Julian, Adrian, Arthur ve Phillip Regent sokağı serserileridir. Bu serseriler kendi kurallarına göre yaşar, servetlerini daha büyük servetler edinmek için riske atar, kalpleri kasten kırar, toplumdan ve kanunlardan asla korkmazdı. Fakat Phillip sarhoşken düello istemiş Adrian havaya ateş etse de o gerçekten ateş edince Adrian nefsi müdafaa olarak Phillip'i kalbinden vurmuş ve her şey değişmiştir. Julian arkadaşının çöküşünü engellemek için yeterince şey yapmadığını düşünüp bu trajediden kendini sorumlu tutmuş aylarca içki batağında yüzmüştür. Resmen yaşam mücadelesi vermiş, kapana kısılmış hissetmiştir. Seyahat, içki, kumar, kadınlar hiçbir şey bu hissin yok olmasına yetmemiştir. Cambridge, Oxford'ta dersler verir ama dağılmış haldedir. Paris'te evli bir kadınla ilgilenince peşinde ki kocası zarar vermesin diye eniştesi onu Paris'ten kaçırır.
Claudia kont olan babasının tek çocuğudur. Annesi onu doğururken ölmüştür. Erkeklerin ilgisini ele geçiren farklı bir havası vardır. Göz alıcı derecede güzel, kendi kurallarına uyan, kendi standartlarını kendisi belirleyen, hazır cevap, zeki, hayatın tadını çıkarmaktan korkmayan biridir. Julian'ın kız kardeşleri ile okulda tanışmış ve yakın arkadaş olmuşlardır bu sayede her yazı birlikte geçirmişlerdir.
Julian kardeşine sürpriz yapmak için Fransa'ya gidince Claudia'ı görmüş ve çok etkilenmiştir. Kardeşleri ile büyüyen Claudia'ı yıllarca bu gözle görmemiştir fakat hisleri yıllar sonra değişmiştir. Claudia ise onunla hiç konuşmamıştır. Tüm kadınları baştan çıkaran, sayamayacağı kadar kadınla birlikte olan Julian Claudia'nın karşısında serseme dönüşmüştür. Fakat Phillip Claudia'ı daha önce fark ettiği için ilgisini gizlemek için uğraşmış kendisini içkilere, partilere vermiştir. Hiçbir şey unutmasını sağlayamamış arkadaşı öldükten sonrada hisleri değişmediği için suçlu hissetmiştir. Claudia hiç ilgilenmeyip, mesafeli davranınca Paris'e gidip kendisini hissizleştirmek için elinden gelen her şeyi yapmıştır. Eniştesi onu gönderirken durduğu otelde Claudia ile karşılaşınca işler değişmeye başlar.

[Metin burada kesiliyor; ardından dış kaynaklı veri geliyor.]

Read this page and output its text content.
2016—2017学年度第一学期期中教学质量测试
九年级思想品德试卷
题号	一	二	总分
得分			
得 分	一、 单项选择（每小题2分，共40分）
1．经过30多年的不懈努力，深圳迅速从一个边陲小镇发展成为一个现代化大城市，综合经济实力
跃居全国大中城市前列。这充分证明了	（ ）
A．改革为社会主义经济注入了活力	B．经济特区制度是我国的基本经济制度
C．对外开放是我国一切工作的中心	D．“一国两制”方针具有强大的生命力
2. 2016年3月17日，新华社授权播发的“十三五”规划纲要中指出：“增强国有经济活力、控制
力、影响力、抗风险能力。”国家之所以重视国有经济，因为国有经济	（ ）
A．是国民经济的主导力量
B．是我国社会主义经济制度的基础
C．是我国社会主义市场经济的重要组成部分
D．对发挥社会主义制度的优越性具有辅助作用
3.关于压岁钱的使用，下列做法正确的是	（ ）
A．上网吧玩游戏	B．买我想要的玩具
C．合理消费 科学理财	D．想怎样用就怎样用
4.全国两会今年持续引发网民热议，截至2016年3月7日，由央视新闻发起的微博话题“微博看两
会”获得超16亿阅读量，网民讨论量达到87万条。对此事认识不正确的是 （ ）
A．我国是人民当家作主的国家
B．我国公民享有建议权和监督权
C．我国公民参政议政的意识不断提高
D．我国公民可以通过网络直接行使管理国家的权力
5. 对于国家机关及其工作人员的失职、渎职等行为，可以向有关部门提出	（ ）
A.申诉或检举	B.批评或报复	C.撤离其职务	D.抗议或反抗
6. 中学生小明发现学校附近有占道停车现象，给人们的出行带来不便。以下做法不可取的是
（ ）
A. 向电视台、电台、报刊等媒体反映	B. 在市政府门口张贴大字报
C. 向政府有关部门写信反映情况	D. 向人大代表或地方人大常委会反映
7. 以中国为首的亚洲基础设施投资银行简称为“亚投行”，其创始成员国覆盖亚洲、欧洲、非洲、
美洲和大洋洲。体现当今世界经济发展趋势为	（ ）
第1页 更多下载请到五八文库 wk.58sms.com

Claudia çocukluğunda Julian'a tapmış, biraz büyüyünce de aşık olmuştur. Tatlı dilli, kadın avcısı olarak nam salan Julian için her şeyi yapmaya hazırken Julian ilgi göstermemiştir. Hayallerini yıkmış, kalbini kırmış, tüm kadınlar ile ilgilenirken kendisi ile hiç ilgilenmemiştir. Phillip kendisi ile ilgilenene kadar. Julian iyiliği için Phillip'in kendisine uygun olmadığını söylemiştir ama o kendisinin uygun olmadığını söylediğini düşünmüştür. Hatta Phillip'in ölümüne sebep olduğunu düşünür. Julian'dan kaçmak o dönmeden gitmek isterken koca dünyada kaçmak için uğraştığı adam ile baş başa kalır. Yanlış anlamalar, mücadeleler ile boğuştukları bir macera başlamış olur. Kovalamaca oyunu başlar. Julian hediyeler gönderir tersleyen notlar ile karşılığı gelir. Uygunsuz bir halde yakalanınca da evlenmek zorunda kalırlar. Bundan sonrası ise ikili arasında ki yanlış anlaşılmalar ile geçiriyor. Aslında ikisi de deli gibi birbirine aşık ama hep bir kaçma, yanlış anlama ile geçiyor kitap. Birde Julian'ın kız kardeşinin evlilik problemleri araya katılmıştı.
Aslında kitap güzel başladı ama o kadar çok tekrara girdi uzadı uzadı. Bu kadar uzamasına ne gerek vardı. Claudia kişiliğinden beklenmeyen hareketler yaptı durdu. Claudia'nın kadın ve çocukların fabrikalarda sefil çalışma halleri, fabrikada çalışan kızlar için okul yapmak istemesi, kadınların eğitilmesi, kadın erkek eşitliğini savunması, kadın sığınma evleri, hayır işleri ile uğraşması kitabın en güzel tarafıydı.